The power of the Board of a PJSC to agree to arbitration as a means of resolving disputes has to be explicitly stated in the Articles of Association of the Company. The alternative requirement is to deem the agreement to arbitration as a matter falling within the objectives of the company, which is unlikely to ever be the case. Failing these two options the General Assembly will be required to issue a special resolution. It should also be noted that Article 58(2) of the Civil Procedures Law provides a general restriction that the power to agree on arbitration cannot be delegated to others without a special resolution to that effect.
While the foregoing may seem formalistic, failure to satisfy the same may have adverse and unwanted implications. In a recent case the Abu Dhabi Courts annulled an arbitration award since it was based on an arbitration agreement whose signatory was someone who lacked an explicit resolution authorizing him to agree on arbitration (the power had not been properly delegated as is necessary under article 58(2)). Al Tamimi & Company represented the successful applicant.

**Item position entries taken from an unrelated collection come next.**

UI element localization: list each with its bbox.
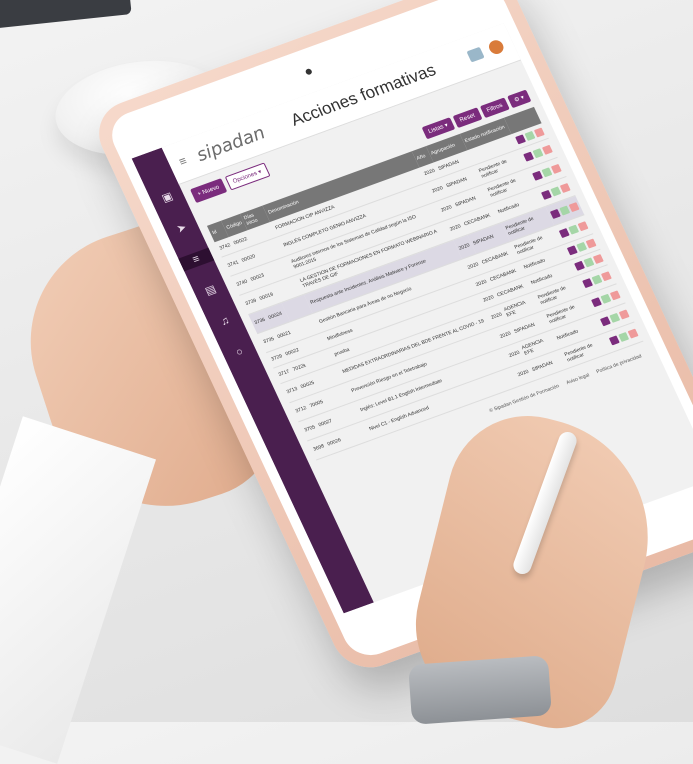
edit-icon[interactable] bbox=[583, 257, 595, 268]
reset-button[interactable]: Reset bbox=[452, 107, 483, 129]
row-menu-button[interactable] bbox=[558, 228, 570, 239]
row-menu-button[interactable] bbox=[591, 297, 602, 308]
row-actions bbox=[549, 202, 580, 219]
camera-icon bbox=[304, 67, 313, 76]
row-actions bbox=[532, 163, 562, 181]
edit-icon[interactable] bbox=[532, 148, 544, 159]
row-menu-button[interactable] bbox=[566, 245, 578, 256]
row-menu-button[interactable] bbox=[582, 278, 594, 289]
row-actions bbox=[599, 309, 630, 327]
delete-icon[interactable] bbox=[609, 290, 621, 301]
delete-icon[interactable] bbox=[550, 163, 562, 174]
edit-icon[interactable] bbox=[576, 241, 588, 252]
delete-icon[interactable] bbox=[600, 271, 612, 282]
delete-icon[interactable] bbox=[559, 183, 571, 194]
edit-icon[interactable] bbox=[600, 293, 612, 304]
gift-icon[interactable] bbox=[466, 46, 485, 63]
home-icon[interactable]: ▣ bbox=[158, 189, 177, 207]
edit-icon[interactable] bbox=[559, 205, 571, 216]
footer-legal-link[interactable]: Aviso legal bbox=[565, 372, 590, 386]
send-icon[interactable]: ➤ bbox=[172, 220, 191, 238]
edit-icon[interactable] bbox=[550, 186, 562, 197]
edit-icon[interactable] bbox=[618, 332, 630, 343]
row-menu-button[interactable] bbox=[574, 260, 585, 271]
delete-icon[interactable] bbox=[541, 144, 553, 155]
row-menu-button[interactable] bbox=[515, 134, 526, 145]
delete-icon[interactable] bbox=[627, 328, 639, 339]
delete-icon[interactable] bbox=[568, 202, 580, 213]
edit-icon[interactable] bbox=[541, 167, 553, 178]
row-actions bbox=[523, 144, 553, 162]
row-actions bbox=[591, 290, 621, 308]
row-menu-button[interactable] bbox=[523, 151, 535, 162]
edit-icon[interactable] bbox=[568, 224, 580, 235]
edit-icon[interactable] bbox=[524, 130, 536, 141]
row-menu-button[interactable] bbox=[532, 170, 543, 181]
smartwatch bbox=[408, 655, 552, 725]
filters-button[interactable]: Filtros bbox=[479, 97, 510, 119]
edit-icon[interactable] bbox=[591, 274, 603, 285]
footer-privacy-link[interactable]: Política de privacidad bbox=[595, 353, 642, 375]
row-actions bbox=[540, 183, 571, 200]
keyboard-edge bbox=[0, 0, 132, 30]
row-actions bbox=[582, 271, 612, 289]
delete-icon[interactable] bbox=[585, 238, 597, 249]
delete-icon[interactable] bbox=[533, 127, 545, 138]
top-right-controls bbox=[466, 38, 506, 63]
headset-icon[interactable]: ♫ bbox=[216, 313, 235, 331]
row-menu-button[interactable] bbox=[608, 335, 620, 346]
user-avatar-icon[interactable] bbox=[486, 38, 506, 56]
row-menu-button[interactable] bbox=[540, 189, 552, 200]
row-actions bbox=[558, 221, 589, 239]
delete-icon[interactable] bbox=[577, 221, 589, 232]
row-actions bbox=[608, 328, 639, 346]
graduation-icon[interactable]: ≡ bbox=[178, 247, 215, 272]
delete-icon[interactable] bbox=[592, 253, 604, 265]
sleeve bbox=[0, 416, 157, 764]
delete-icon[interactable] bbox=[618, 309, 630, 320]
row-menu-button[interactable] bbox=[549, 208, 561, 219]
edit-icon[interactable] bbox=[609, 312, 621, 323]
row-menu-button[interactable] bbox=[599, 316, 611, 327]
chat-icon[interactable]: ○ bbox=[230, 344, 249, 362]
book-icon[interactable]: ▤ bbox=[201, 282, 220, 300]
settings-button[interactable]: ⚙ ▾ bbox=[507, 89, 532, 109]
hamburger-icon[interactable]: ≡ bbox=[177, 154, 190, 169]
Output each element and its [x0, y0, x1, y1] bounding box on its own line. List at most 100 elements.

We note that, in practice, the above requirements may not always be absolute as cases contesting arbitration agreements are assessed on a case by case basis. The Courts may interpret other circumstances such as implied approval of an arbitration agreement, and thus deem the agreement valid in all the circumstances.
To minimize unwanted outcomes, however, a PJSC would be well advised to explicitly state in its Articles of Association that its Board can agree on arbitration. Any delegation of this power to third parties should be explicitly stated in a special resolution as well.